Testing and Fault-Tolerant Aspects of High-Density VLSI Memory

Pinaki Mazumder

Ph.D. dissertation, Department of Electrical Engineering,
Technical Report CSG-81/UILU-ENG-88-2206,
University of Illinois, 1988.

Abstract:

This thesis presents a design strategy for efficient and comprehensive parallel testing of both Random Access Memory (RAM) and Content Addressable Memory (CAM). Based on this design for testability approach, parallel testing algorithms for RAMs and CAMs are developed for a broad class of parametric and pattern sensitive faults. The resulting test procedures are significantly more efficient than previous approaches. For example, the design for testability strategy allows an entire w word CAM to be read in just one operation with a resulting speed up in testing as high as w. In the case of an n bit RAM, the improvement in test efficiency of the proposed algorithms is by a factor of O(sqrt n). Concepts of planar tessellation and graph theory have been employed to design optimal test algorithms. In embedded applications, where neither the address and read/write lines are controllable externally, nor are the output lines directly observable, the proposed algorithms have been adapted for Built-In Self-Test (BIST) implementation. It is also shown that the proposed design for testability is amenable to random testing in the case the BIST hardware can not be integrated at the site of the memory.

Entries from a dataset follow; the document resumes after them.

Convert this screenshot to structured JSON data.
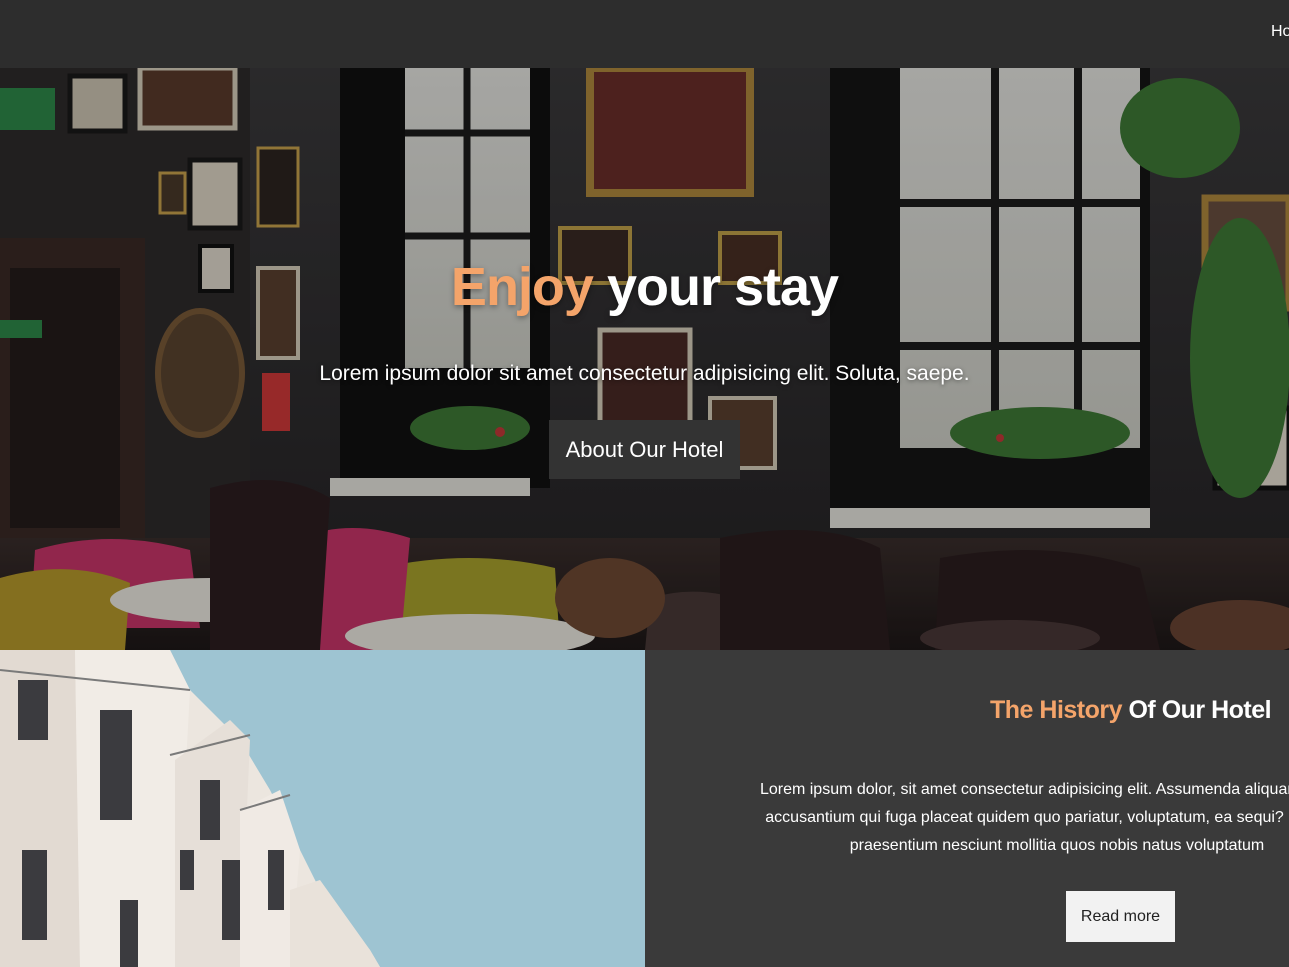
{
  "nav": {
    "link_label": "Ho"
  },
  "hero": {
    "title_accent": "Enjoy",
    "title_rest": " your stay",
    "subtitle": "Lorem ipsum dolor sit amet consectetur adipisicing elit. Soluta, saepe.",
    "button_label": "About Our Hotel"
  },
  "history": {
    "title_accent": "The History",
    "title_rest": " Of Our Hotel",
    "text_lines": [
      "Lorem ipsum dolor, sit amet consectetur adipisicing elit. Assumenda aliquam dolor a",
      "accusantium qui fuga placeat quidem quo pariatur, voluptatum, ea sequi? Corporis",
      "praesentium nesciunt mollitia quos nobis natus voluptatum"
    ],
    "button_label": "Read more"
  },
  "colors": {
    "accent": "#f4a46a",
    "navbar": "#2d2d2d",
    "panel": "#3a3a3a",
    "hero_button": "#333333"
  }
}
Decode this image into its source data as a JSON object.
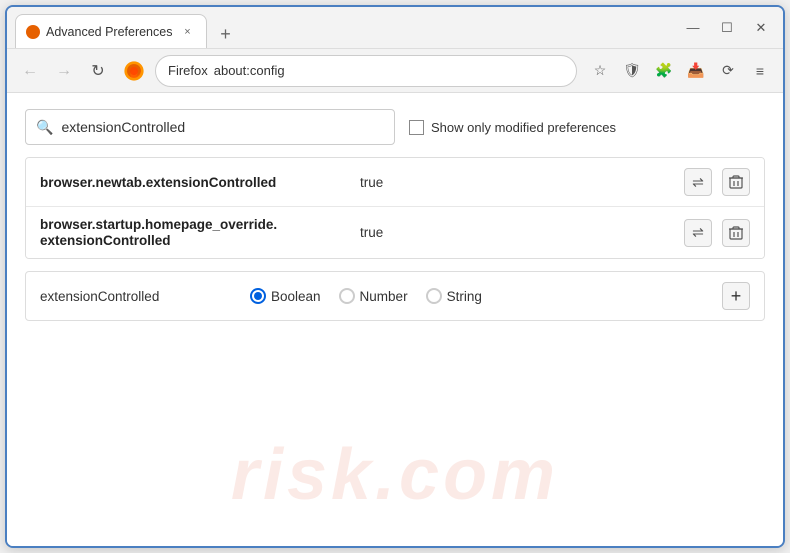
{
  "window": {
    "title": "Advanced Preferences",
    "tab_close_label": "×",
    "new_tab_label": "+",
    "minimize_label": "—",
    "maximize_label": "☐",
    "close_label": "✕"
  },
  "nav": {
    "back_label": "←",
    "forward_label": "→",
    "refresh_label": "↻",
    "browser_label": "Firefox",
    "address": "about:config",
    "star_icon": "☆",
    "shield_icon": "🛡",
    "extensions_icon": "🧩",
    "download_icon": "📥",
    "sync_icon": "⟳",
    "menu_icon": "≡"
  },
  "search": {
    "placeholder": "extensionControlled",
    "value": "extensionControlled",
    "show_modified_label": "Show only modified preferences"
  },
  "results": {
    "rows": [
      {
        "name": "browser.newtab.extensionControlled",
        "value": "true",
        "multiline": false
      },
      {
        "name_line1": "browser.startup.homepage_override.",
        "name_line2": "extensionControlled",
        "value": "true",
        "multiline": true
      }
    ],
    "reset_icon": "⇌",
    "delete_icon": "🗑"
  },
  "add_row": {
    "name": "extensionControlled",
    "types": [
      "Boolean",
      "Number",
      "String"
    ],
    "selected_type": "Boolean",
    "plus_label": "+"
  },
  "watermark": {
    "text": "risk.com"
  }
}
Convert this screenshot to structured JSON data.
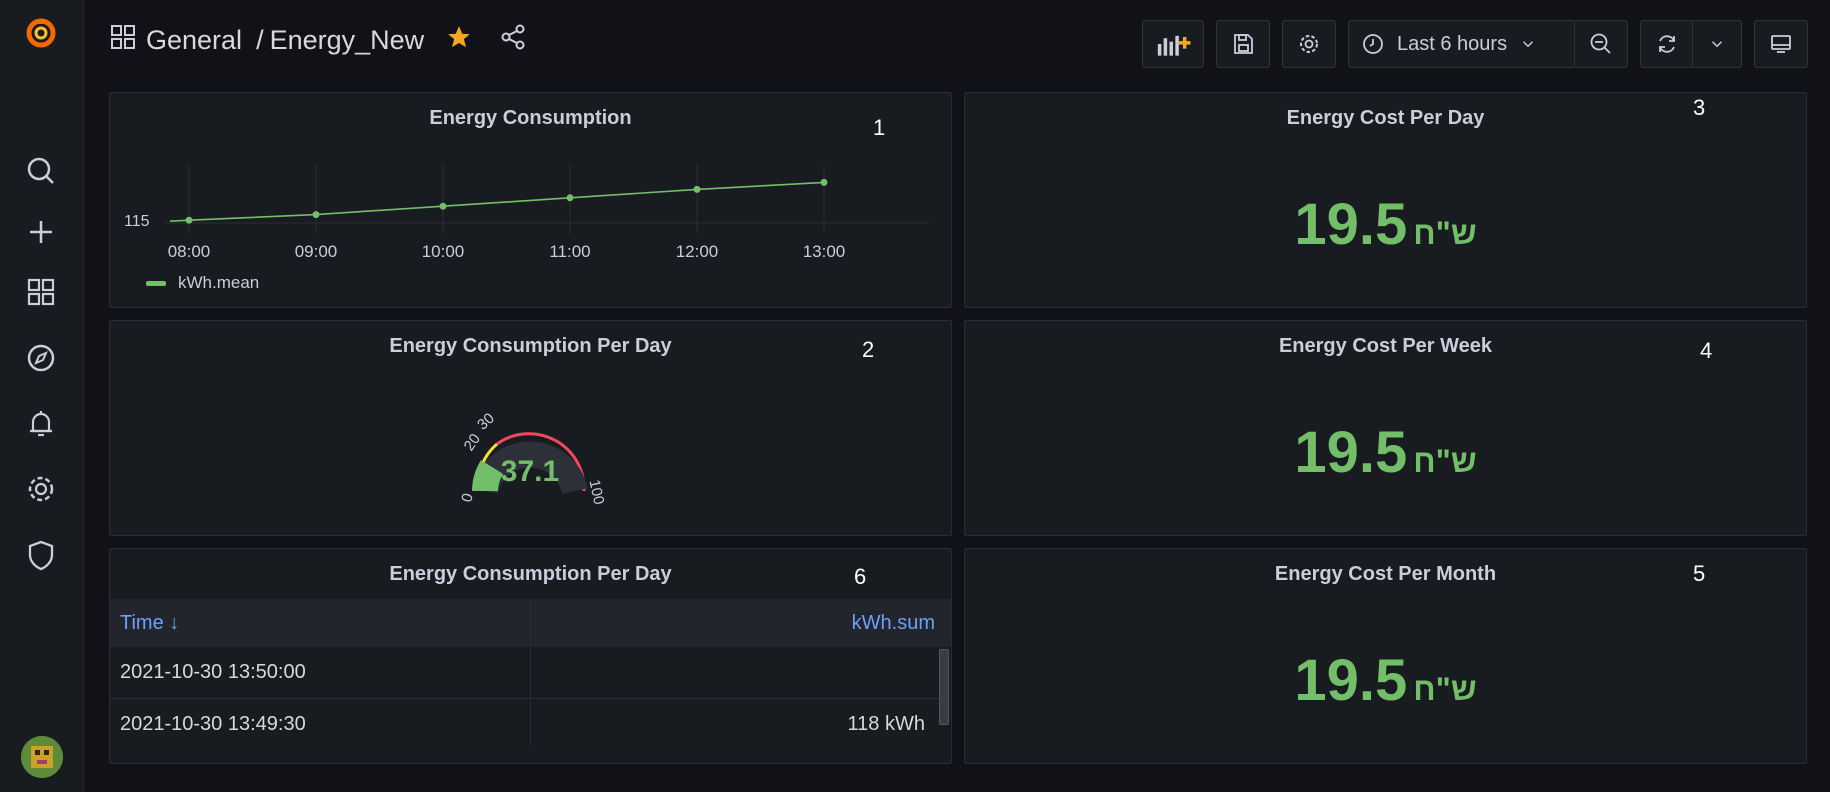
{
  "header": {
    "folder": "General",
    "separator": "/",
    "dashboard": "Energy_New",
    "time_range": "Last 6 hours"
  },
  "panels": {
    "p1": {
      "title": "Energy Consumption",
      "number": "1",
      "y_tick": "115",
      "legend": "kWh.mean"
    },
    "p2": {
      "title": "Energy Consumption Per Day",
      "number": "2",
      "gauge_value": "37.1",
      "gauge_min": "0",
      "gauge_t1": "20",
      "gauge_t2": "30",
      "gauge_max": "100"
    },
    "p3": {
      "title": "Energy Cost Per Day",
      "number": "3",
      "value": "19.5",
      "unit": "ש\"ח"
    },
    "p4": {
      "title": "Energy Cost Per Week",
      "number": "4",
      "value": "19.5",
      "unit": "ש\"ח"
    },
    "p5": {
      "title": "Energy Cost Per Month",
      "number": "5",
      "value": "19.5",
      "unit": "ש\"ח"
    },
    "p6": {
      "title": "Energy Consumption Per Day",
      "number": "6",
      "columns": [
        "Time ↓",
        "kWh.sum"
      ],
      "rows": [
        {
          "time": "2021-10-30 13:50:00",
          "value": ""
        },
        {
          "time": "2021-10-30 13:49:30",
          "value": "118 kWh"
        }
      ]
    }
  },
  "colors": {
    "accent_green": "#73bf69",
    "link_blue": "#6e9fff",
    "star": "#f5a623",
    "gauge_red": "#f2495c",
    "gauge_yellow": "#fade2a"
  },
  "chart_data": {
    "type": "line",
    "x": [
      "08:00",
      "09:00",
      "10:00",
      "11:00",
      "12:00",
      "13:00"
    ],
    "series": [
      {
        "name": "kWh.mean",
        "values": [
          115.2,
          115.6,
          116.2,
          116.8,
          117.4,
          117.9
        ]
      }
    ],
    "ylabel": "",
    "yticks": [
      "115"
    ]
  }
}
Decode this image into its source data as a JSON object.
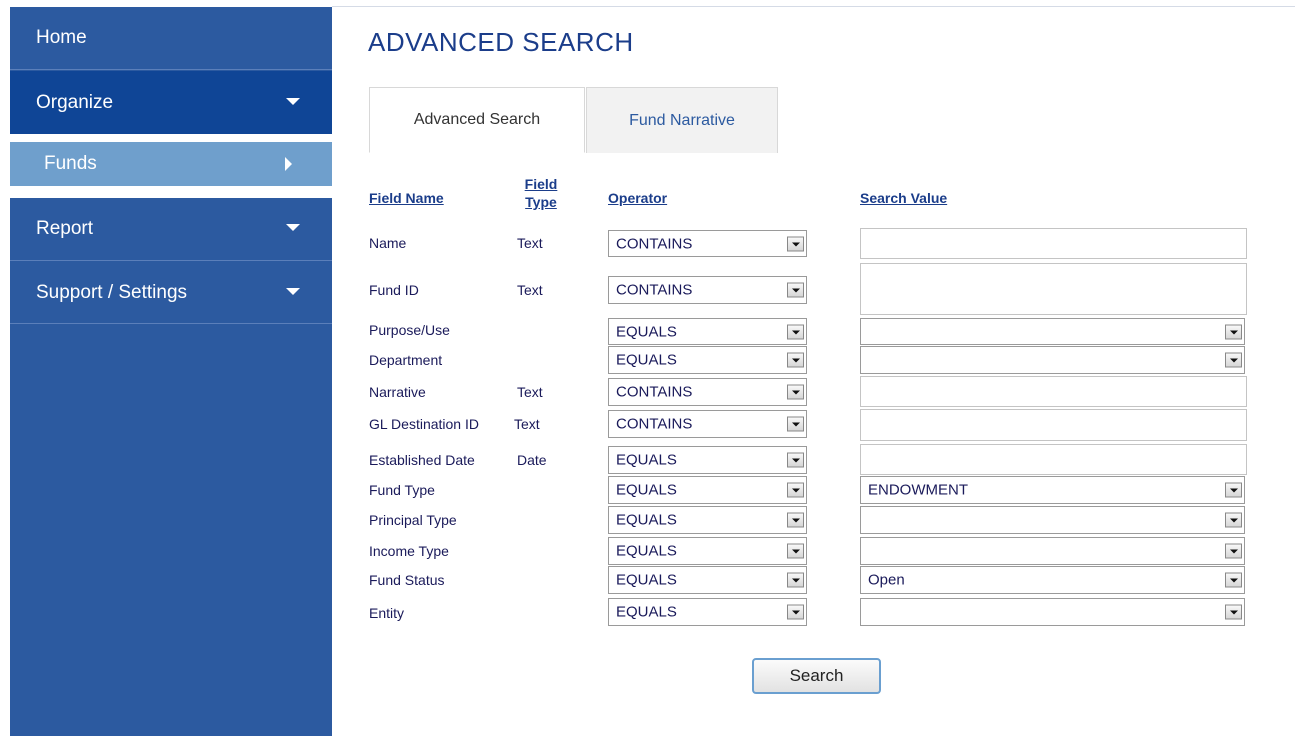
{
  "sidebar": {
    "items": [
      {
        "label": "Home"
      },
      {
        "label": "Organize"
      },
      {
        "label": "Funds"
      },
      {
        "label": "Report"
      },
      {
        "label": "Support / Settings"
      }
    ]
  },
  "page": {
    "title": "ADVANCED SEARCH"
  },
  "tabs": [
    {
      "label": "Advanced Search",
      "active": true
    },
    {
      "label": "Fund Narrative",
      "active": false
    }
  ],
  "columns": {
    "field_name": "Field Name",
    "field_type": "Field Type",
    "operator": "Operator",
    "search_value": "Search Value"
  },
  "rows": [
    {
      "field": "Name",
      "type": "Text",
      "operator": "CONTAINS",
      "value": ""
    },
    {
      "field": "Fund ID",
      "type": "Text",
      "operator": "CONTAINS",
      "value": ""
    },
    {
      "field": "Purpose/Use",
      "type": "",
      "operator": "EQUALS",
      "value": ""
    },
    {
      "field": "Department",
      "type": "",
      "operator": "EQUALS",
      "value": ""
    },
    {
      "field": "Narrative",
      "type": "Text",
      "operator": "CONTAINS",
      "value": ""
    },
    {
      "field": "GL Destination ID",
      "type": "Text",
      "operator": "CONTAINS",
      "value": ""
    },
    {
      "field": "Established Date",
      "type": "Date",
      "operator": "EQUALS",
      "value": ""
    },
    {
      "field": "Fund Type",
      "type": "",
      "operator": "EQUALS",
      "value": "ENDOWMENT"
    },
    {
      "field": "Principal Type",
      "type": "",
      "operator": "EQUALS",
      "value": ""
    },
    {
      "field": "Income Type",
      "type": "",
      "operator": "EQUALS",
      "value": ""
    },
    {
      "field": "Fund Status",
      "type": "",
      "operator": "EQUALS",
      "value": "Open"
    },
    {
      "field": "Entity",
      "type": "",
      "operator": "EQUALS",
      "value": ""
    }
  ],
  "actions": {
    "search_label": "Search"
  },
  "colors": {
    "sidebar_bg": "#2c5aa0",
    "sidebar_active": "#0f4596",
    "sidebar_selected": "#6f9fcc",
    "title": "#1b3d8a"
  }
}
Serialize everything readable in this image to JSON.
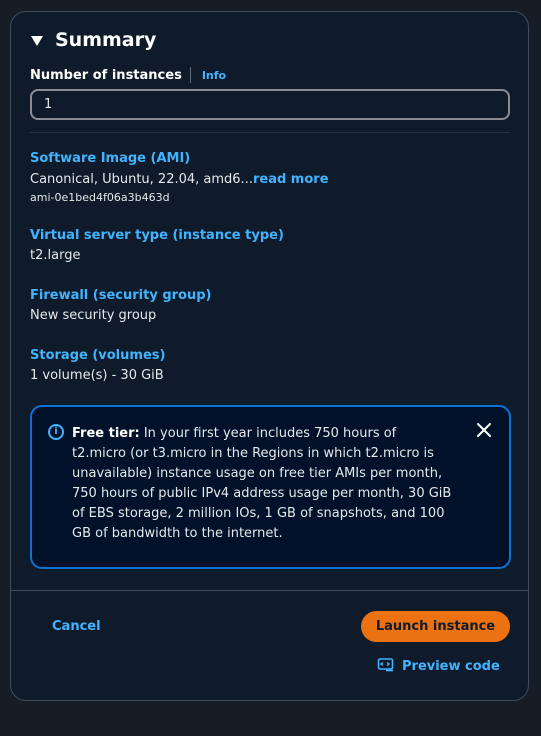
{
  "summary": {
    "title": "Summary",
    "instances_label": "Number of instances",
    "info_link": "Info",
    "instances_value": "1"
  },
  "sections": {
    "ami": {
      "title": "Software Image (AMI)",
      "value": "Canonical, Ubuntu, 22.04, amd6...",
      "read_more": "read more",
      "id": "ami-0e1bed4f06a3b463d"
    },
    "instance_type": {
      "title": "Virtual server type (instance type)",
      "value": "t2.large"
    },
    "firewall": {
      "title": "Firewall (security group)",
      "value": "New security group"
    },
    "storage": {
      "title": "Storage (volumes)",
      "value": "1 volume(s) - 30 GiB"
    }
  },
  "alert": {
    "bold": "Free tier:",
    "text": " In your first year includes 750 hours of t2.micro (or t3.micro in the Regions in which t2.micro is unavailable) instance usage on free tier AMIs per month, 750 hours of public IPv4 address usage per month, 30 GiB of EBS storage, 2 million IOs, 1 GB of snapshots, and 100 GB of bandwidth to the internet."
  },
  "footer": {
    "cancel": "Cancel",
    "launch": "Launch instance",
    "preview": "Preview code"
  },
  "colors": {
    "accent": "#42b4ff",
    "primary_button": "#ec7211",
    "alert_border": "#0972d3"
  },
  "icons": {
    "collapse": "caret-down-icon",
    "alert": "info-icon",
    "close": "close-icon",
    "preview": "code-icon"
  }
}
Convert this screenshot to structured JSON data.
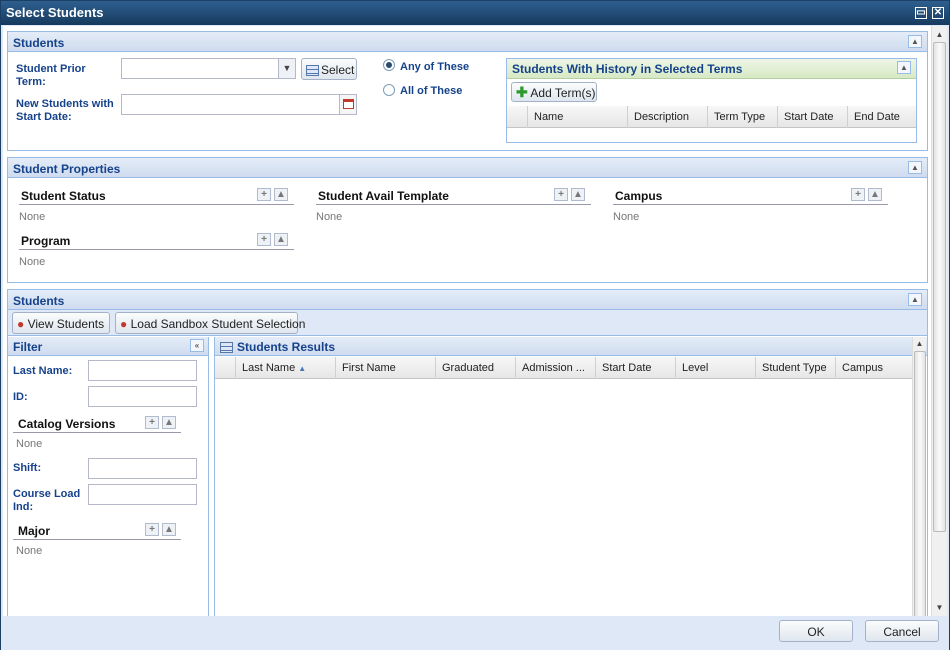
{
  "window": {
    "title": "Select Students"
  },
  "students_panel": {
    "title": "Students",
    "prior_term_label": "Student Prior Term:",
    "select_label": "Select",
    "new_students_label": "New Students with Start Date:",
    "radio_any": "Any of These",
    "radio_all": "All of These",
    "radio_selected": "any",
    "history": {
      "title": "Students With History in Selected Terms",
      "add_label": "Add Term(s)",
      "columns": [
        "Name",
        "Description",
        "Term Type",
        "Start Date",
        "End Date"
      ]
    }
  },
  "properties_panel": {
    "title": "Student Properties",
    "sections": [
      {
        "title": "Student Status",
        "value": "None"
      },
      {
        "title": "Student Avail Template",
        "value": "None"
      },
      {
        "title": "Campus",
        "value": "None"
      },
      {
        "title": "Program",
        "value": "None"
      }
    ]
  },
  "results_panel": {
    "title": "Students",
    "view_label": "View Students",
    "sandbox_label": "Load Sandbox Student Selection",
    "filter": {
      "title": "Filter",
      "last_name_label": "Last Name:",
      "id_label": "ID:",
      "catalog_title": "Catalog Versions",
      "catalog_value": "None",
      "shift_label": "Shift:",
      "course_load_label": "Course Load Ind:",
      "major_title": "Major",
      "major_value": "None"
    },
    "results": {
      "title": "Students Results",
      "columns": [
        "Last Name",
        "First Name",
        "Graduated",
        "Admission ...",
        "Start Date",
        "Level",
        "Student Type",
        "Campus"
      ],
      "sort_indicator": "▲"
    }
  },
  "footer": {
    "ok_label": "OK",
    "cancel_label": "Cancel"
  }
}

Markov chain analysis has been made to ascertain the detection quality and fault coverage for test length of different sizes.

The thesis has also investigated into the on-line fault detection and correction due to alpha-particle induced soft error and other transients. Three different types of coding have been proposed to correct as many as two errors per word line and 2 sqrt n errors per memory chip of size n bits. The proposed coding is thus useful for Three Dimensional Dynamic Random Access Memory (3D DRAM), where the storage capacitors are vertically mounted in close proximity and thereby double errors per word line are common. Reliability analysis has been made and it has been shown that the reliability improvement due to proposed techniques is by a factor of 10 sup 6. Finally, it has been demonstrated how to integrate the concepts of testability and fault-tolerance within a chip so that during normal operation the testable logic can be reconfigured into an error correcting circuit.